Перед древним собором Санто-Фортунато толпа ожидала выхода герцога. Он должен был проехать в лагерь для смотра войск. Разговаривали о казни наместника. Леонардо и Макиавелли вмешались в толпу.
— Как же, братцы? Я в толк не возьму, — допытывался молодой ремесленник с добродушным и глуповатым лицом, — как же сказывали, будто бы более всех вельмож любил он и жаловал наместника?
— Потому-то и взыскал, что любил, — наставительно молвил кузнец благообразной, почтенной наружности, в беличьей шубе. — Дон Рамиро обманывал герцога. Именем его народ угнетал, в тюрьмах и пытках морил, лихоимствовал. А перед государем овечкой прикидывался. Думал, шито да крыто. Не тут-то было! Час пришел, исполнилась мери долготерпения государева, и первого вельможу своего не пощадил он для блага народа, приговора не дождавшись, голову на плахе отрубил, как последнему злодею, чтобы другим не повадно было. Теперь небось, все, у кого рыльце в пуху, хвосты поджали — видят, страшен гнев его, праведен суд. Смиренного милует, гордого сокрушает!
— Regas eos in virga ferrea, — привел монах слова Откровения: «Будешь пасти их жезлом железным».
— Да, да, жезлом бы их всех железным, собачьих детей, мучителей народа!
— Умеет казнить — умеет миловать!
— Лучшего государя не надо!
— Истинно так! — молвил поселянин. — Сжалился, видно, Господь над Романьей. Прежде, бывало, с живого и с мертвого шкуру дерут, поборами разоряют. И так-то есть нечего, а тут за недоимки последнюю пару волов со двора уводят. Только и вздохнули при герцоге Валентино — пошли ему Господь здоровья!
— Тоже и суды, — продолжал купец. — Бывало, таскают, таскают — всю душу вымотают. А теперь мигом решат, так что скорее не надо!
— Сироту защитил, вдовицу утешил, — прибавил монах.
— Жалеет, что говорить, жалеет народ!
— Никому в обиду не даст!
— О Господи, Господи! — всхлипывая от умиления, залепетала дряхлая старушка-нищенка. — Отец ты наш, благодетель, кормилец, сохрани тебя Матерь Царица Небесная, солнышко наше ясное!..
— Слышите, слышите? — шепнул Макиавелли на ухо спутнику. — Глас народа — глас Божий! Я всегда говорил: надо быть в долине, чтобы видеть горы — надо быть с народом, чтобы знать государя. Вот куда привел бы я тех, кто считает герцога извергом! Утаил сие от премудрых, неразумным открыл.
Зазвучала военная музыка. Толпа заволновалась.
— Он… Он… Едет… Смотрите…
Приподымались на цыпочки, вытягивали шеи. Из окон высовывались любопытные головы. Молодые девушки и женщины с влюбленными глазами выбегали на балконы и лоджии, чтобы видеть героя — «Чезаре белокурого, прекрасного» — «Cesare biondo е bello». Это было редкое счастье, ибо герцог почти никогда не показывался народу.

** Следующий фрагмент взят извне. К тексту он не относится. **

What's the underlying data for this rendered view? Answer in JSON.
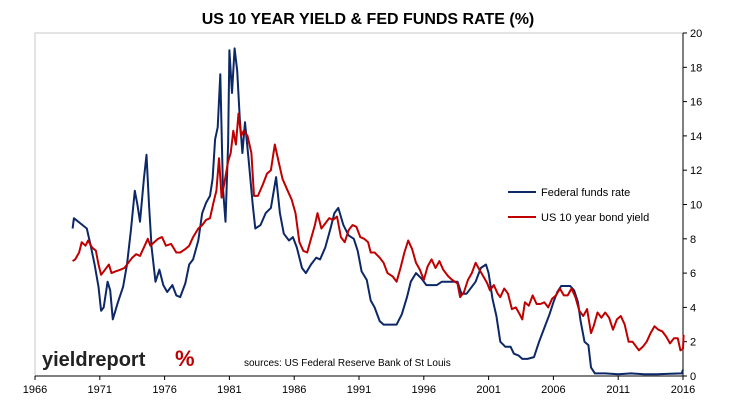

Впереди шли музыканты с оглушительно звонким бряцанием литавров, сопровождавшим тяжелую поступь солдат. За ними романьольская гвардия герцога — все отборные молодые красавцы, с трехлоктевыми алебардами, в железных шлемах и панцырях, в двухцветной одежде — правая половина желтая, левая красная. Никколо налюбоваться не мог истинно древнею римскою стройностью этого войска, созданного Чезаре. За гвардией выступали пажи и стремянные, в одеждах невиданной роскоши — в камзолах золотой парчи, в накидках пунцового бархата, с вытканными золотом листьями папоротника; ножны и пояса мечей — из змеиной чешуи с пряжками, изображавшими семь голов ехидны, мечущих к небу свой яд, — знаменье Борджа. На груди выткано было серебром по черному шелку: «Caesar». Далее — телохранители герцога, албанские страдиоты в зеленых турецких чалмах, с кривыми ятаганами. Маэстро дель кампо — начальник лагеря, Бартоломео Капраника нес поднятый вверх, обнаженный меч Знаменосца Римской Церкви. За ним, на черном берберийском жеребце с бриллиантовым солнцем в челке, ехал сам повелитель Романьи, Чезаре Борджа, герцог Валентино, в бледно-лазоревой шелковой мантии, с белыми жемчужными лилиями Франции, в гладких, как зеркало, бронзовых латах, с разинутой львиной пастью на панцыре, в шлеме, изображавшем морское чудовище или дракона с колючими перьями, крыльями и плавниками из кованой, тонкой, при каждом движении звонко трепещущей меди.